Costumo comparar o Oriente Médio a um conjunto de placas tectônicas em constante atividade. Há períodos de dormência e tranquilidade – como acontecia até bem pouco tempo no caso do conflito entre israelenses e palestinos – , há períodos de graves movimentações. As manifestações populares marcaram o início desta efervescência ainda em curso. Alguns dos países estão passando por um momento distinto: como depois de grandes terremotos, é preciso recomeçar a vida.
Esta é a situação do Egito. Após a queda de Mubarak, a tensão agora tem muitos outros motivos: reorganizar o país, buscar novas estruturas políticas, acalmar a população ansiosa por mudanças de verdade. No meio disso tudo, a política externa exerce função fundamental. E há sempre atores dispostos a apoiar mudanças geopolíticas regionais. Adivinhe quem?

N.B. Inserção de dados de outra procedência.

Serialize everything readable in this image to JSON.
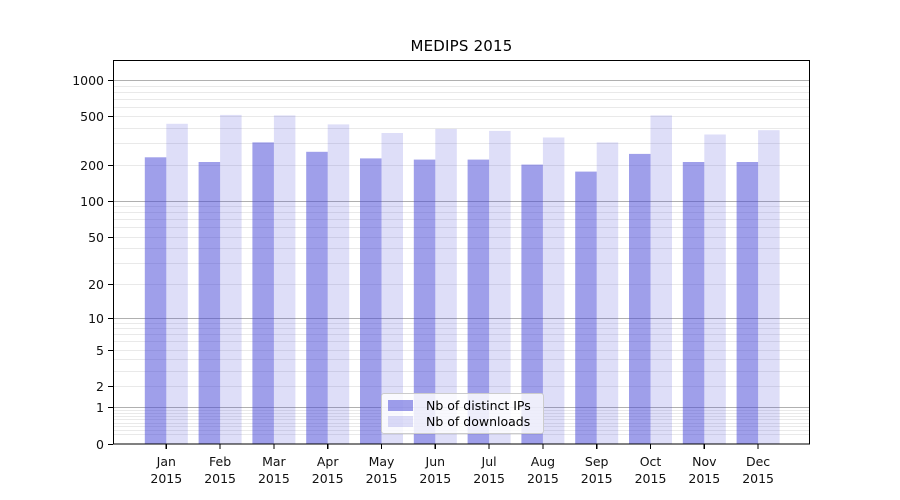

Antes, uma lembrança do posicionamento egípcio durante as décadas de mandato do presidente deposto: o país era aliado dos EUA, mantinha um frio acordo de paz com Israel e se opunha ao Hamas em Gaza – isso porque o movimento era a representação palestina da Irmandade Muçulmana egípcia, grupo que, até as manifestações populares, era a voz da oposição interna a Mubarak. Num cenário um pouco mais amplo, o Egito era um importante pilar da aliança sunita que mantinha os governos de Jordânia e Arábia Saudita próximos aos americanos.

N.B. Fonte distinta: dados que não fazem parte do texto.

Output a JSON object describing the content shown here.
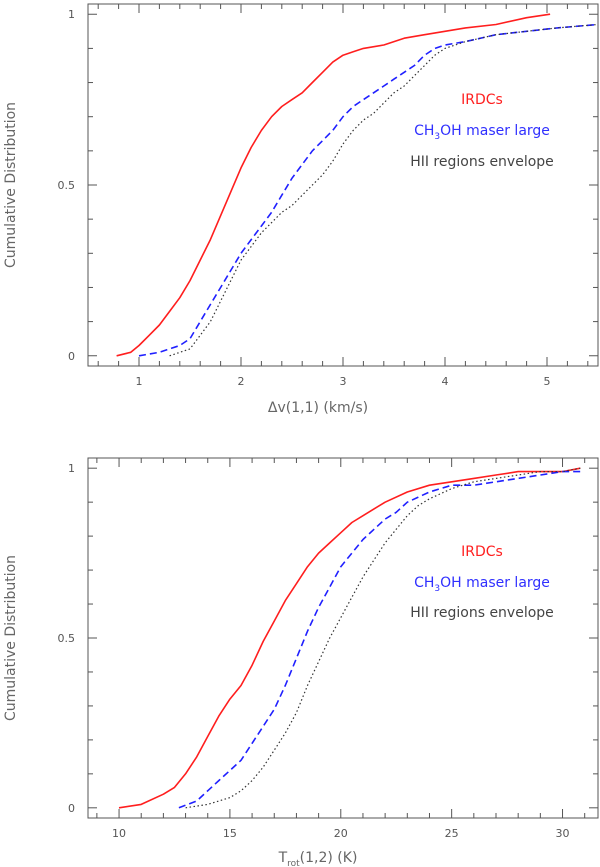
{
  "chart_data": [
    {
      "type": "line",
      "xlabel": "Δv(1,1) (km/s)",
      "ylabel": "Cumulative Distribution",
      "xlim": [
        0.5,
        5.5
      ],
      "ylim": [
        -0.03,
        1.03
      ],
      "xticks": [
        1,
        2,
        3,
        4,
        5
      ],
      "xtick_labels": [
        "1",
        "2",
        "3",
        "4",
        "5"
      ],
      "yticks": [
        0,
        0.5,
        1
      ],
      "ytick_labels": [
        "0",
        "0.5",
        "1"
      ],
      "legend": {
        "placement": "right",
        "entries": [
          {
            "label": "IRDCs",
            "color": "#ff2020"
          },
          {
            "label": "CH",
            "sub": "3",
            "label_tail": "OH maser large",
            "color": "#3030ff"
          },
          {
            "label": "HII regions envelope",
            "color": "#444444"
          }
        ]
      },
      "series": [
        {
          "name": "IRDCs",
          "color": "#ff1e1e",
          "dash": "solid",
          "x": [
            0.78,
            0.92,
            1.0,
            1.1,
            1.2,
            1.3,
            1.4,
            1.5,
            1.6,
            1.7,
            1.8,
            1.9,
            2.0,
            2.1,
            2.2,
            2.3,
            2.4,
            2.5,
            2.6,
            2.7,
            2.8,
            2.9,
            3.0,
            3.1,
            3.2,
            3.4,
            3.6,
            3.8,
            4.0,
            4.2,
            4.5,
            4.8,
            5.03
          ],
          "y": [
            0.0,
            0.01,
            0.03,
            0.06,
            0.09,
            0.13,
            0.17,
            0.22,
            0.28,
            0.34,
            0.41,
            0.48,
            0.55,
            0.61,
            0.66,
            0.7,
            0.73,
            0.75,
            0.77,
            0.8,
            0.83,
            0.86,
            0.88,
            0.89,
            0.9,
            0.91,
            0.93,
            0.94,
            0.95,
            0.96,
            0.97,
            0.99,
            1.0
          ]
        },
        {
          "name": "CH3OH maser large",
          "color": "#2020ff",
          "dash": "dashed",
          "x": [
            1.0,
            1.2,
            1.4,
            1.5,
            1.6,
            1.7,
            1.8,
            1.9,
            2.0,
            2.1,
            2.2,
            2.3,
            2.4,
            2.5,
            2.6,
            2.7,
            2.8,
            2.9,
            3.0,
            3.1,
            3.2,
            3.3,
            3.4,
            3.5,
            3.6,
            3.7,
            3.8,
            3.9,
            4.0,
            4.2,
            4.5,
            4.8,
            5.1,
            5.5
          ],
          "y": [
            0.0,
            0.01,
            0.03,
            0.05,
            0.1,
            0.15,
            0.2,
            0.25,
            0.3,
            0.34,
            0.38,
            0.42,
            0.47,
            0.52,
            0.56,
            0.6,
            0.63,
            0.66,
            0.7,
            0.73,
            0.75,
            0.77,
            0.79,
            0.81,
            0.83,
            0.85,
            0.88,
            0.9,
            0.91,
            0.92,
            0.94,
            0.95,
            0.96,
            0.97
          ]
        },
        {
          "name": "HII regions envelope",
          "color": "#333333",
          "dash": "dotted",
          "x": [
            1.3,
            1.5,
            1.6,
            1.7,
            1.8,
            1.9,
            2.0,
            2.1,
            2.2,
            2.3,
            2.4,
            2.5,
            2.6,
            2.7,
            2.8,
            2.9,
            3.0,
            3.1,
            3.2,
            3.3,
            3.4,
            3.5,
            3.6,
            3.7,
            3.8,
            3.9,
            4.0,
            4.2,
            4.5,
            4.8,
            5.1,
            5.5
          ],
          "y": [
            0.0,
            0.02,
            0.06,
            0.1,
            0.16,
            0.22,
            0.28,
            0.32,
            0.36,
            0.39,
            0.42,
            0.44,
            0.47,
            0.5,
            0.53,
            0.57,
            0.62,
            0.66,
            0.69,
            0.71,
            0.74,
            0.77,
            0.79,
            0.82,
            0.85,
            0.88,
            0.9,
            0.92,
            0.94,
            0.95,
            0.96,
            0.97
          ]
        }
      ]
    },
    {
      "type": "line",
      "xlabel": "T",
      "xlabel_sub": "rot",
      "xlabel_tail": "(1,2) (K)",
      "ylabel": "Cumulative Distribution",
      "xlim": [
        8.6,
        31.6
      ],
      "ylim": [
        -0.03,
        1.03
      ],
      "xticks": [
        10,
        15,
        20,
        25,
        30
      ],
      "xtick_labels": [
        "10",
        "15",
        "20",
        "25",
        "30"
      ],
      "yticks": [
        0,
        0.5,
        1
      ],
      "ytick_labels": [
        "0",
        "0.5",
        "1"
      ],
      "legend": {
        "placement": "right",
        "entries": [
          {
            "label": "IRDCs",
            "color": "#ff2020"
          },
          {
            "label": "CH",
            "sub": "3",
            "label_tail": "OH maser large",
            "color": "#3030ff"
          },
          {
            "label": "HII regions envelope",
            "color": "#444444"
          }
        ]
      },
      "series": [
        {
          "name": "IRDCs",
          "color": "#ff1e1e",
          "dash": "solid",
          "x": [
            10.0,
            11.0,
            12.0,
            12.5,
            13.0,
            13.5,
            14.0,
            14.5,
            15.0,
            15.5,
            16.0,
            16.5,
            17.0,
            17.5,
            18.0,
            18.5,
            19.0,
            19.5,
            20.0,
            20.5,
            21.0,
            21.5,
            22.0,
            23.0,
            24.0,
            25.0,
            26.0,
            27.0,
            28.0,
            29.0,
            30.0,
            30.8
          ],
          "y": [
            0.0,
            0.01,
            0.04,
            0.06,
            0.1,
            0.15,
            0.21,
            0.27,
            0.32,
            0.36,
            0.42,
            0.49,
            0.55,
            0.61,
            0.66,
            0.71,
            0.75,
            0.78,
            0.81,
            0.84,
            0.86,
            0.88,
            0.9,
            0.93,
            0.95,
            0.96,
            0.97,
            0.98,
            0.99,
            0.99,
            0.99,
            1.0
          ]
        },
        {
          "name": "CH3OH maser large",
          "color": "#2020ff",
          "dash": "dashed",
          "x": [
            12.7,
            13.5,
            14.0,
            14.5,
            15.0,
            15.5,
            16.0,
            16.5,
            17.0,
            17.5,
            18.0,
            18.5,
            19.0,
            19.5,
            20.0,
            20.5,
            21.0,
            21.5,
            22.0,
            22.5,
            23.0,
            24.0,
            25.0,
            26.0,
            27.0,
            28.0,
            29.0,
            30.0,
            30.8
          ],
          "y": [
            0.0,
            0.02,
            0.05,
            0.08,
            0.11,
            0.14,
            0.19,
            0.24,
            0.29,
            0.36,
            0.44,
            0.52,
            0.59,
            0.65,
            0.71,
            0.75,
            0.79,
            0.82,
            0.85,
            0.87,
            0.9,
            0.93,
            0.95,
            0.95,
            0.96,
            0.97,
            0.98,
            0.99,
            0.99
          ]
        },
        {
          "name": "HII regions envelope",
          "color": "#333333",
          "dash": "dotted",
          "x": [
            13.0,
            14.0,
            15.0,
            15.5,
            16.0,
            16.5,
            17.0,
            17.5,
            18.0,
            18.5,
            19.0,
            19.5,
            20.0,
            20.5,
            21.0,
            21.5,
            22.0,
            22.5,
            23.0,
            23.5,
            24.0,
            25.0,
            26.0,
            27.0,
            28.0,
            29.0,
            30.0,
            30.8
          ],
          "y": [
            0.0,
            0.01,
            0.03,
            0.05,
            0.08,
            0.12,
            0.17,
            0.22,
            0.28,
            0.36,
            0.43,
            0.5,
            0.56,
            0.62,
            0.68,
            0.73,
            0.78,
            0.82,
            0.86,
            0.89,
            0.91,
            0.94,
            0.96,
            0.97,
            0.98,
            0.99,
            0.99,
            1.0
          ]
        }
      ]
    }
  ]
}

De volta à pergunta do segundo parágrafo, acertou quem respondeu Irã. Para a República Islâmica, quase toda mudança é encarada como oportunidade de diminuir o poder sunita e reforçar a percepção hegemônica regional iraniana. Por conta disso, partiu da própria imprensa estatal do país a notícia de que Egito e Irã estariam prontos para retomar relações diplomáticas após 30 anos de rompimento – para lembrar, o Irã deixou de se relacionar com o Egito a partir do momento em que o governo do Cairo reconheceu Israel diplomaticamente.

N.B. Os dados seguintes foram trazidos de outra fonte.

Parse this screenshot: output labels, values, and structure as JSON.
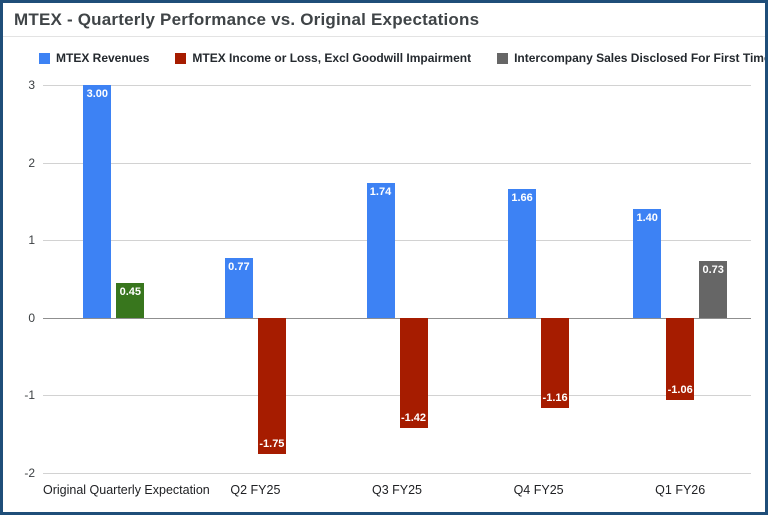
{
  "page": {
    "title": "MTEX - Quarterly Performance vs. Original Expectations"
  },
  "theme": {
    "frame_border": "#1f4e79",
    "revenue_blue": "#3d82f4",
    "loss_red": "#a61c00",
    "expectation_green": "#38761d",
    "intercompany_gray": "#666666"
  },
  "chart_data": {
    "type": "bar",
    "title": "MTEX - Quarterly Performance vs. Original Expectations",
    "categories": [
      "Original Quarterly Expectation",
      "Q2 FY25",
      "Q3 FY25",
      "Q4 FY25",
      "Q1 FY26"
    ],
    "series": [
      {
        "name": "MTEX Revenues",
        "color": "#3d82f4",
        "values": [
          3.0,
          0.77,
          1.74,
          1.66,
          1.4
        ]
      },
      {
        "name": "MTEX Income or Loss, Excl Goodwill Impairment",
        "color": "#a61c00",
        "values": [
          0.45,
          -1.75,
          -1.42,
          -1.16,
          -1.06
        ],
        "point_colors": [
          "#38761d",
          null,
          null,
          null,
          null
        ]
      },
      {
        "name": "Intercompany Sales Disclosed For First Time - ?????",
        "color": "#666666",
        "values": [
          null,
          null,
          null,
          null,
          0.73
        ]
      }
    ],
    "ylim": [
      -2,
      3
    ],
    "yticks": [
      3,
      2,
      1,
      0,
      -1,
      -2
    ],
    "grid": true,
    "legend_position": "top",
    "value_label_decimals": 2
  }
}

Algumas interpretações sobre o gesto político egípcio entendem que ele funcionaria como alerta principalmente aos EUA. Os egípcios estariam em busca de novos e poderosos mecanismos de influência para serem apresentados diante de americanos e israelenses. Isso pode incluir, por exemplo, papel mais ativo no processo de paz ou até a revisão da já significativa ajuda econômica fornecida anualmente por Washington. Não acho que esta leitura esteja equivocada. No entanto, acho que a interpretação pode ir mais além.
A origem do bem sucedido movimento popular egípcio era a insatisfação com o presidente Hosni Mubarak. Portanto, nada melhor do que alterar a percepção popular sobre a política externa. Isso não apenas serve para atender aos objetivos estratégicos de renegociação, mas também apresentam algo de novo à população. Flertar com o Irã é o tipo de ação óbvia capaz de ser compreendida facilmente pela massa egípcia. E, de quebra, satisfaz sem exigir grandes mudanças domésticas, como reformas políticas, eleitorais, de imprensa e emprego. É mudar sem mudar.